Chinese leaders signalled on Tuesday the stimulus measures needed to reach this year's economic growth target will be directed at consumers, deviating from their usual playbook of pouring funds into infrastructure projects.

Signs of plenty of metals for the nearby supply, continued woes of China's housing sector, the lack of a meaningful recovery in its macro data and the lack of stimulus measures which would target the metals-consuming industries keep metals prices under pressure, said Standard Chartered analyst Sudakshina Unnikrishnan.

The sell-off in metals could accelerate if China's factory activity data due on Wednesday shows a decline from the previous month, said Sandeep Daga, a director at Metal Intelligence Centre.

The broader markets traded cautiously ahead of the U.S. Federal Reserve meeting, pricing almost no chance of a U.S. rate cut this week, but having fully priced a 25-basis-point reduction in the Fed Funds rate for September.
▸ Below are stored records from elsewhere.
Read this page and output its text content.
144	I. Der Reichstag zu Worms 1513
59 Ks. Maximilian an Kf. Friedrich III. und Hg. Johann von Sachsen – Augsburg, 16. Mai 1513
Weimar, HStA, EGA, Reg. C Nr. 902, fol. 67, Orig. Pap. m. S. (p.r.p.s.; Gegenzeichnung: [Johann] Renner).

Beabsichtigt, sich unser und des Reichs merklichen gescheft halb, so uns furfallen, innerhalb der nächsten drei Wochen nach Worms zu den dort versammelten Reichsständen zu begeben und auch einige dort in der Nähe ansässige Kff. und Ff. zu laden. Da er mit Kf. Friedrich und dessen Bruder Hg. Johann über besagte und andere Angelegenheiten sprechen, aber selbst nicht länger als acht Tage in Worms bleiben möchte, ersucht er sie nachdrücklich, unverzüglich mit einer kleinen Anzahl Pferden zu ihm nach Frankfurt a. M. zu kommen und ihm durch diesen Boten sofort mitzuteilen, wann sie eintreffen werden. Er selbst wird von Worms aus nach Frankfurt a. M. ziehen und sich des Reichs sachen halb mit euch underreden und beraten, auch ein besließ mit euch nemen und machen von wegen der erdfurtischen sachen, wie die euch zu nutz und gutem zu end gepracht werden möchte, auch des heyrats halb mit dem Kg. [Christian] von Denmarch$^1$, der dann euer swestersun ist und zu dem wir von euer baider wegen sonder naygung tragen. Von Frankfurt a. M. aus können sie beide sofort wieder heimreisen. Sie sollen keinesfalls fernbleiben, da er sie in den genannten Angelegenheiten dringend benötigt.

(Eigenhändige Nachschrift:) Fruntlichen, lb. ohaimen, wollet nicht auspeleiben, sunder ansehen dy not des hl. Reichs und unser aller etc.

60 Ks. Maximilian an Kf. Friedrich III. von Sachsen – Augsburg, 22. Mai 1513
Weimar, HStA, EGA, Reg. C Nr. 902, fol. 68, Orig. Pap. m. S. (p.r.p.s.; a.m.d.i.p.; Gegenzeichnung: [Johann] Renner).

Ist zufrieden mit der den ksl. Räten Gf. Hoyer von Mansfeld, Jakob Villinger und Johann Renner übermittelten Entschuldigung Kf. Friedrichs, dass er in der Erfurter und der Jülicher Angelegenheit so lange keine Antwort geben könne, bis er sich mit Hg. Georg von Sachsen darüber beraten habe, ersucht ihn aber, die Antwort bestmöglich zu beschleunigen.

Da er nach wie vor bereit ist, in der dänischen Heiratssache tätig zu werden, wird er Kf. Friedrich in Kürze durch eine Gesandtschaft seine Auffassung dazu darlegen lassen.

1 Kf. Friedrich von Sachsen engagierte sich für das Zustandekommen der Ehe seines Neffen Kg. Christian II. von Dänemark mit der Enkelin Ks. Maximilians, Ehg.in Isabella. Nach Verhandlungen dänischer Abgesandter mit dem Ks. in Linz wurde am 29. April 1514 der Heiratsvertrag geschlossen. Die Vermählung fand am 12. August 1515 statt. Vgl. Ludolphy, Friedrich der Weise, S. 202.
Copper, used in power and construction, is down 19% since a rally triggered by short covering and speculators' bets on a potential long-term shortage of copper in the green energy transition took it to a record high of $11,104.50 on May 20.

Money managers' net long positions on COMEX copper fell to 19,515 contracts on July 23 from 75,342 contracts on May 21, exchange data showed.

However, suggesting that miners remain optimistic about copper's longer-term prospects, global miner BHP Group and Lundin Mining said they would buy Filo Corp, which is yet to start production at a copper deposit it develops in Latin America, for $3.25 billion.

Zinc was down 0.3% at $2,629, lead declined 1.0% to $2,046.5, tin dropped 1.9% to $28,745 and nickel rose 0.6% to $15,935.